The moments of doubt, the irregular incomes of the beginning, the disappointments, betrayals, and multiple worries were never enough to erase my happiness, my need, and my unshakeable will to paint this feeling of freedom which is worth all the gold in the world, and the fact that all the small or big victories are mine.
The feeling of leaving a trace that will survive us in the future is also a desire to survive death, in a way.
U: What is next for you?
T: We will see where the wind will take me ... I leave a lot of room for destiny, for human encounters. I consider this to be the spice of existence. Several beautiful exhibitions will be held soon in France and abroad, even if the health crisis has had a major impact on the culture and art sector, life is gradually resuming its rights …
At the moment I am exhibiting in Sicily in Catania at the Contea Caravaggio Museum and I am also still represented by the galleries Art Bunker Gallery, Galerie Arts Evasion, Hep Galerie, and Artefact Galerie in France.
I will also soon participate in an auction in London organized for the benefit of research against multiple sclerosis. And finally, I have an ongoing retrospective book project on my work from my early days in painting until today.
The Embassy of France in Gabon is also working on an artistic competition project on the theme of "Marianne" for young people in the country, using as a model my portrait of the allegory of the French Republic.
U: Is art a means of exploration or reflection?
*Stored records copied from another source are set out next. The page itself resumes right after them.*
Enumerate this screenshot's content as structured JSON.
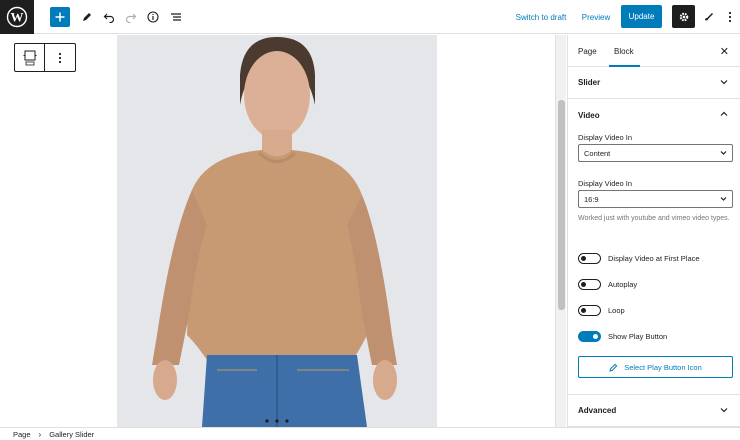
{
  "topbar": {
    "switch_to_draft": "Switch to draft",
    "preview": "Preview",
    "update": "Update",
    "icons": [
      "wordpress-logo",
      "plus",
      "pencil",
      "undo",
      "redo",
      "info",
      "list-view",
      "gear",
      "brush",
      "more-vertical"
    ]
  },
  "sidebar": {
    "tabs": [
      "Page",
      "Block"
    ],
    "active_tab": "Block",
    "slider_label": "Slider",
    "video": {
      "title": "Video",
      "display_video_in_label_1": "Display Video In",
      "display_video_in_value_1": "Content",
      "display_video_in_label_2": "Display Video In",
      "display_video_in_value_2": "16:9",
      "help_text": "Worked just with youtube and vimeo video types.",
      "toggles": [
        {
          "label": "Display Video at First Place",
          "on": false
        },
        {
          "label": "Autoplay",
          "on": false
        },
        {
          "label": "Loop",
          "on": false
        },
        {
          "label": "Show Play Button",
          "on": true
        }
      ],
      "select_icon_button": "Select Play Button Icon"
    },
    "advanced_label": "Advanced"
  },
  "breadcrumb": {
    "items": [
      "Page",
      "Gallery Slider"
    ]
  },
  "colors": {
    "accent": "#007cba",
    "dark": "#1e1e1e",
    "sweater": "#c79a74",
    "jeans": "#3f6fa8"
  }
}
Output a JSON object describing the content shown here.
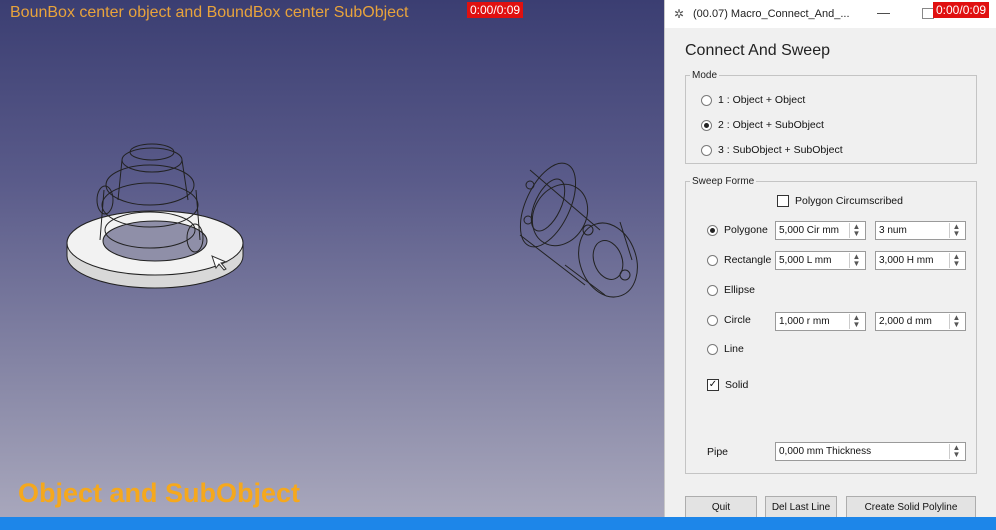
{
  "viewport": {
    "title": "BounBox center object and BoundBox center SubObject",
    "timer": "0:00/0:09",
    "caption": "Object and SubObject"
  },
  "window": {
    "title": "(00.07) Macro_Connect_And_...",
    "minimize": "—",
    "timer": "0:00/0:09"
  },
  "panel": {
    "heading": "Connect And Sweep",
    "mode": {
      "legend": "Mode",
      "options": [
        {
          "label": "1 : Object + Object",
          "checked": false
        },
        {
          "label": "2 : Object + SubObject",
          "checked": true
        },
        {
          "label": "3 : SubObject + SubObject",
          "checked": false
        }
      ]
    },
    "sweep": {
      "legend": "Sweep Forme",
      "polygon_circumscribed": "Polygon Circumscribed",
      "shapes": [
        {
          "label": "Polygone",
          "checked": true,
          "value1": "5,000 Cir mm",
          "value2": "3 num"
        },
        {
          "label": "Rectangle",
          "checked": false,
          "value1": "5,000 L mm",
          "value2": "3,000 H mm"
        },
        {
          "label": "Ellipse",
          "checked": false
        },
        {
          "label": "Circle",
          "checked": false,
          "value1": "1,000 r mm",
          "value2": "2,000 d mm"
        },
        {
          "label": "Line",
          "checked": false
        }
      ],
      "solid": {
        "label": "Solid",
        "checked": true,
        "mark": "✓"
      },
      "pipe": {
        "label": "Pipe",
        "value": "0,000 mm Thickness"
      }
    },
    "buttons": {
      "quit": "Quit",
      "del_last_line": "Del Last Line",
      "create": "Create Solid Polyline"
    }
  },
  "icons": {
    "window": "gear-icon",
    "spin_up": "▲",
    "spin_down": "▼"
  },
  "colors": {
    "viewport_title": "#e8a33c",
    "caption": "#f5a81d",
    "timer_bg": "#e01010",
    "taskbar": "#1d86e9"
  }
}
Or both?
T: I think we can say that it is exactly both at the same time! It depends on your point of view. For the artist, it is undeniable that it is above all a means of exploring himself in an introspective way. And of course, without thinking during the exploration process, it would remain very superficial and not yield anything deeply interesting, neither for him nor for others. For art lovers in the position of observers, art is more of an intellectual exploration, physically passive rather than active, which in no way prevents reflection and reverie, quite the contrary!
Art then becomes a revelation in many ways ... for the artist as well as for spectators and collectors. Thank you all for your reading and thank you Uzomah.